Mike Bartlett wrote Contractions on a bit of a dare. He and fellow playwright Duncan Macmillan formed the writers’ collective The Apathists in 2006 with the express purpose of pushing themselves to write pieces they might not be able to in other environments. At one meeting Duncan suggested Mike write a longer piece: a full one-act play. Contractions—receiving its US premiere at Studio under Duncan’s direction—is the result.
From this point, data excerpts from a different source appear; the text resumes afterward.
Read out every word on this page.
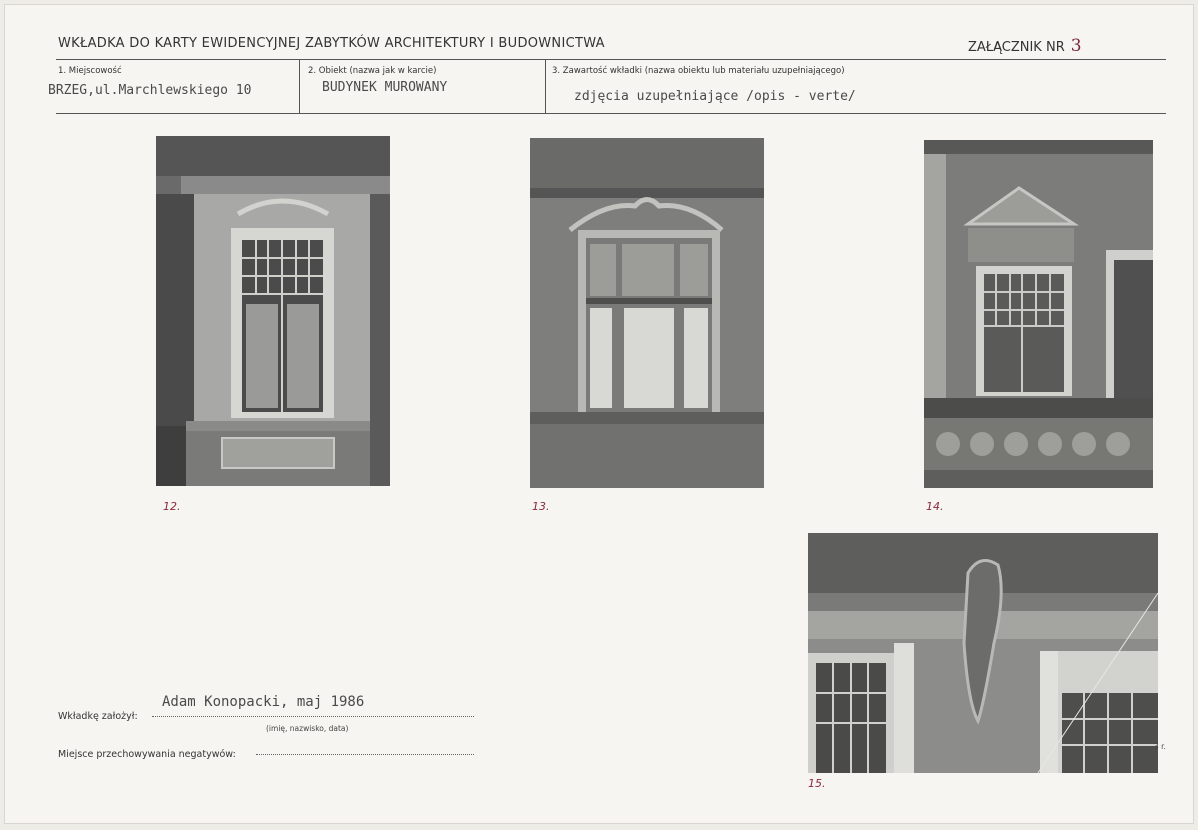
WKŁADKA DO KARTY EWIDENCYJNEJ ZABYTKÓW ARCHITEKTURY I BUDOWNICTWA	ZAŁĄCZNIK NR 3
1. Miejscowość
BRZEG,ul.Marchlewskiego 10
2. Obiekt (nazwa jak w karcie)
BUDYNEK MUROWANY
3. Zawartość wkładki (nazwa obiektu lub materiału uzupełniającego)
zdjęcia uzupełniające /opis - verte/
3 r.
12.	13.	14.
15.
Wkładkę założył:
Adam Konopacki, maj 1986
(imię, nazwisko, data)
Miejsce przechowywania negatywów:
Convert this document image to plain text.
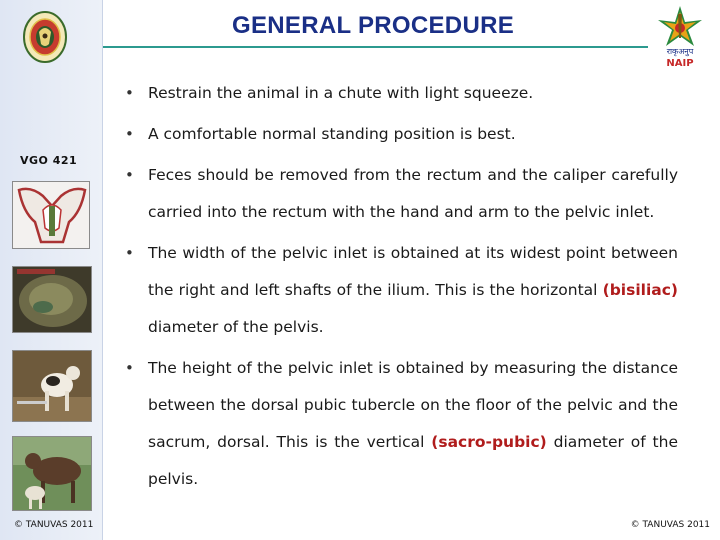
VGO 421
© TANUVAS 2011
GENERAL PROCEDURE
राकृअनुप
NAIP
• Restrain the animal in a chute with light squeeze.
• A comfortable normal standing position is best.
• Feces should be removed from the rectum and the caliper carefully carried into the rectum with the hand and arm to the pelvic inlet.
• The width of the pelvic inlet is obtained at its widest point between the right and left shafts of the ilium. This is the horizontal (bisiliac) diameter of the pelvis.
• The height of the pelvic inlet is obtained by measuring the distance between the dorsal pubic tubercle on the floor of the pelvic and the sacrum, dorsal. This is the vertical (sacro-pubic) diameter of the pelvis.
© TANUVAS 2011
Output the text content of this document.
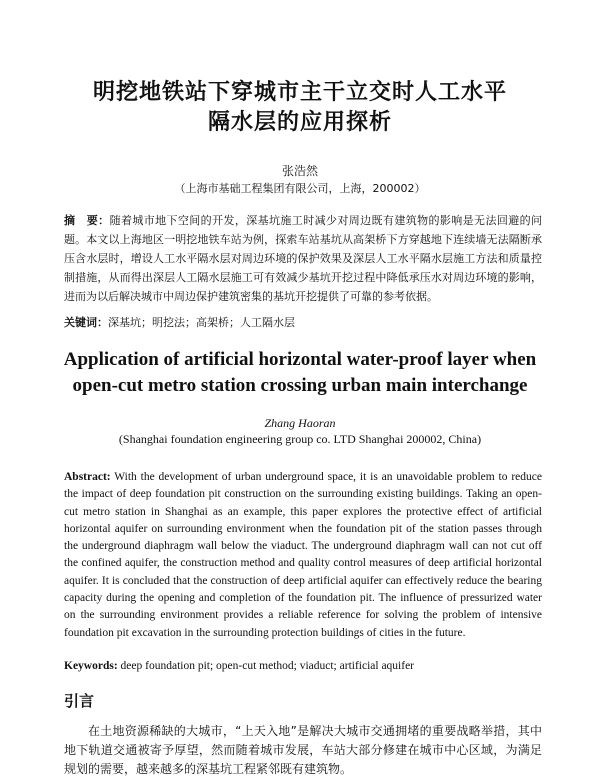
明挖地铁站下穿城市主干立交时人工水平
隔水层的应用探析
张浩然
（上海市基础工程集团有限公司，上海，200002）
摘　要：随着城市地下空间的开发，深基坑施工时减少对周边既有建筑物的影响是无法回避的问题。本文以上海地区一明挖地铁车站为例，探索车站基坑从高架桥下方穿越地下连续墙无法隔断承压含水层时，增设人工水平隔水层对周边环境的保护效果及深层人工水平隔水层施工方法和质量控制措施，从而得出深层人工隔水层施工可有效减少基坑开挖过程中降低承压水对周边环境的影响，进而为以后解决城市中周边保护建筑密集的基坑开挖提供了可靠的参考依据。
关键词：深基坑；明挖法；高架桥；人工隔水层
Application of artificial horizontal water-proof layer when
open-cut metro station crossing urban main interchange
Zhang Haoran
(Shanghai foundation engineering group co. LTD Shanghai 200002, China)
Abstract: With the development of urban underground space, it is an unavoidable problem to reduce the impact of deep foundation pit construction on the surrounding existing buildings. Taking an open-cut metro station in Shanghai as an example, this paper explores the protective effect of artificial horizontal aquifer on surrounding environment when the foundation pit of the station passes through the underground diaphragm wall below the viaduct. The underground diaphragm wall can not cut off the confined aquifer, the construction method and quality control measures of deep artificial horizontal aquifer. It is concluded that the construction of deep artificial aquifer can effectively reduce the bearing capacity during the opening and completion of the foundation pit. The influence of pressurized water on the surrounding environment provides a reliable reference for solving the problem of intensive foundation pit excavation in the surrounding protection buildings of cities in the future.
Keywords: deep foundation pit; open-cut method; viaduct; artificial aquifer
引言
在土地资源稀缺的大城市，“上天入地”是解决大城市交通拥堵的重要战略举措，其中地下轨道交通被寄予厚望，然而随着城市发展，车站大部分修建在城市中心区域，为满足规划的需要，越来越多的深基坑工程紧邻既有建筑物。
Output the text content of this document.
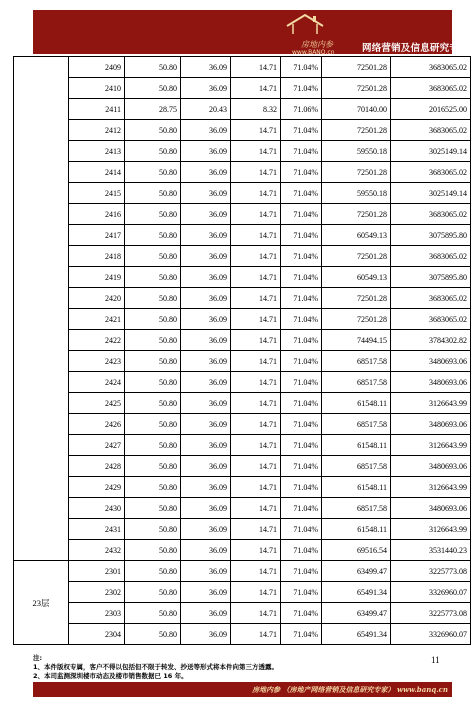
房地内参
www.BANQ.cn	网络营销及信息研究专家
	2409	50.80	36.09	14.71	71.04%	72501.28	3683065.02
	2410	50.80	36.09	14.71	71.04%	72501.28	3683065.02
	2411	28.75	20.43	8.32	71.06%	70140.00	2016525.00
	2412	50.80	36.09	14.71	71.04%	72501.28	3683065.02
	2413	50.80	36.09	14.71	71.04%	59550.18	3025149.14
	2414	50.80	36.09	14.71	71.04%	72501.28	3683065.02
	2415	50.80	36.09	14.71	71.04%	59550.18	3025149.14
	2416	50.80	36.09	14.71	71.04%	72501.28	3683065.02
	2417	50.80	36.09	14.71	71.04%	60549.13	3075895.80
	2418	50.80	36.09	14.71	71.04%	72501.28	3683065.02
	2419	50.80	36.09	14.71	71.04%	60549.13	3075895.80
	2420	50.80	36.09	14.71	71.04%	72501.28	3683065.02
	2421	50.80	36.09	14.71	71.04%	72501.28	3683065.02
	2422	50.80	36.09	14.71	71.04%	74494.15	3784302.82
	2423	50.80	36.09	14.71	71.04%	68517.58	3480693.06
	2424	50.80	36.09	14.71	71.04%	68517.58	3480693.06
	2425	50.80	36.09	14.71	71.04%	61548.11	3126643.99
	2426	50.80	36.09	14.71	71.04%	68517.58	3480693.06
	2427	50.80	36.09	14.71	71.04%	61548.11	3126643.99
	2428	50.80	36.09	14.71	71.04%	68517.58	3480693.06
	2429	50.80	36.09	14.71	71.04%	61548.11	3126643.99
	2430	50.80	36.09	14.71	71.04%	68517.58	3480693.06
	2431	50.80	36.09	14.71	71.04%	61548.11	3126643.99
	2432	50.80	36.09	14.71	71.04%	69516.54	3531440.23
23层	2301	50.80	36.09	14.71	71.04%	63499.47	3225773.08
	2302	50.80	36.09	14.71	71.04%	65491.34	3326960.07
	2303	50.80	36.09	14.71	71.04%	63499.47	3225773.08
	2304	50.80	36.09	14.71	71.04%	65491.34	3326960.07
注:
1、本件版权专属，客户不得以包括但不限于转发、抄送等形式将本件向第三方透露。
2、本司监测深圳楼市动态及楼市销售数据已 16 年。
11
房地内参 （房地产网络营销及信息研究专家） www.banq.cn
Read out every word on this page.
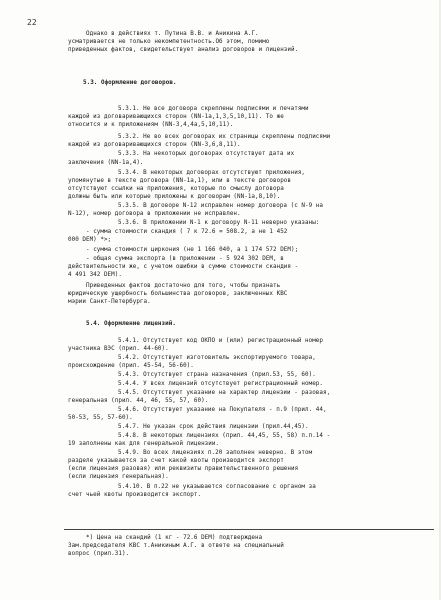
22
Однако в действиях т. Путина В.В. и Аникина А.Г.
усматривается не только некомпетентность.Об этом, помимо
приведенных фактов, свидетельствует анализ договоров и лицензий.
5.3. Оформление договоров.
5.3.1. Не все договора скреплены подписями и печатями
каждой из договаривающихся сторон (NN-1а,1,3,5,10,11). То же
относится и к приложениям (NN-3,4,4а,5,10,11).
5.3.2. Не во всех договорах их страницы скреплены подписями
каждой из договаривающихся сторон (NN-3,6,8,11).
5.3.3. На некоторых договорах отсутствует дата их
заключения (NN-1а,4).
5.3.4. В некоторых договорах отсутствуют приложения,
упомянутые в тексте договора (NN-1а,1), или в тексте договоров
отсутствуют ссылки на приложения, которые по смыслу договора
должны быть или которые приложены к договорам (NN-1а,8,10).
5.3.5. В договоре N-12 исправлен номер договора (с N-9 на
N-12), номер договора в приложении не исправлен.
5.3.6. В приложении N-1 к договору N-11 неверно указаны:
- сумма стоимости скандия ( 7 к 72.6 = 508.2, а не 1 452
000 DEM) *>;
- сумма стоимости циркония (не 1 166 040, а 1 174 572 DEM);
- общая сумма экспорта (в приложении - 5 924 302 DEM, в
действительности же, с учетом ошибки в сумме стоимости скандия -
4 491 342 DEM).
Приведенных фактов достаточно для того, чтобы признать
юридическую ущербность большинства договоров, заключенных КВС
мэрии Санкт-Петербурга.
5.4. Оформление лицензий.
5.4.1. Отсутствует код ОКПО и (или) регистрационный номер
участника ВЭС (прил. 44-60).
5.4.2. Отсутствует изготовитель экспортируемого товара,
происхождение (прил. 45-54, 56-60).
5.4.3. Отсутствует страна назначения (прил.53, 55, 60).
5.4.4. У всех лицензий отсутствует регистрационный номер.
5.4.5. Отсутствует указание на характер лицензии - разовая,
генеральная (прил. 44, 46, 55, 57, 60).
5.4.6. Отсутствует указание на Покупателя - п.9 (прил. 44,
50-53, 55, 57-60).
5.4.7. Не указан срок действия лицензии (прил.44,45).
5.4.8. В некоторых лицензиях (прил. 44,45, 55, 58) п.п.14 -
19 заполнены как для генеральной лицензии.
5.4.9. Во всех лицензиях п.20 заполнен неверно. В этом
разделе указывается за счет какой квоты производится экспорт
(если лицензия разовая) или реквизиты правительственного решения
(если лицензия генеральная).
5.4.10. В п.22 не указывается согласование с органом за
счет чьей квоты производится экспорт.
*) Цена на скандий (1 кг - 72.6 DEM) подтверждена
Зам.председателя КВС т.Аникиным А.Г. в ответе на специальный
вопрос (прил.31).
Here’s how Mike tells the story of their collaborations:
I’ve known Duncan since 2004 when we were participants of the Royal Court Theatre Young Writers Programme. We subsequently both became members of Kevin Spacey’s inaugural New Voices company at the Old Vic Theatre. Duncan and I formed a writers’ collective, The Apathists, with four other playwrights from the Royal Court and Old Vic. The Guardian called The Apathists ‘one of the most important groups of the period’ and said that we ‘had an immediate impact’.
The creative purpose of the group was to challenge ourselves and each other to write in a way we otherwise wouldn’t. One of those challenges was to write a one-act play, for which I wrote Contractions. The play was subsequently performed on BBC Radio, under the title Love Contract, before being produced at the Royal Court Theatre.
Being a member of The Apathists collective has had a significant impact on my writing and if it wasn’t for the group I wouldn’t have written Contractions. So it feels appropriate that the play will be receiving its US premiere under Duncan’s direction, and at the theatre which staged the world premiere of Duncan’s play Lungs to great acclaim.
This will be the latest in a series of collaborations between Duncan and myself, first at the Old Vic and for The Apathists, and then for Paines Plough’s LATER series at the Trafalgar Studios in the West End where Duncan curated and directed short pieces of mine and for which we collaborated on a full-length stage play, An Object. We’ve also become trusted first-readers for each other’s plays.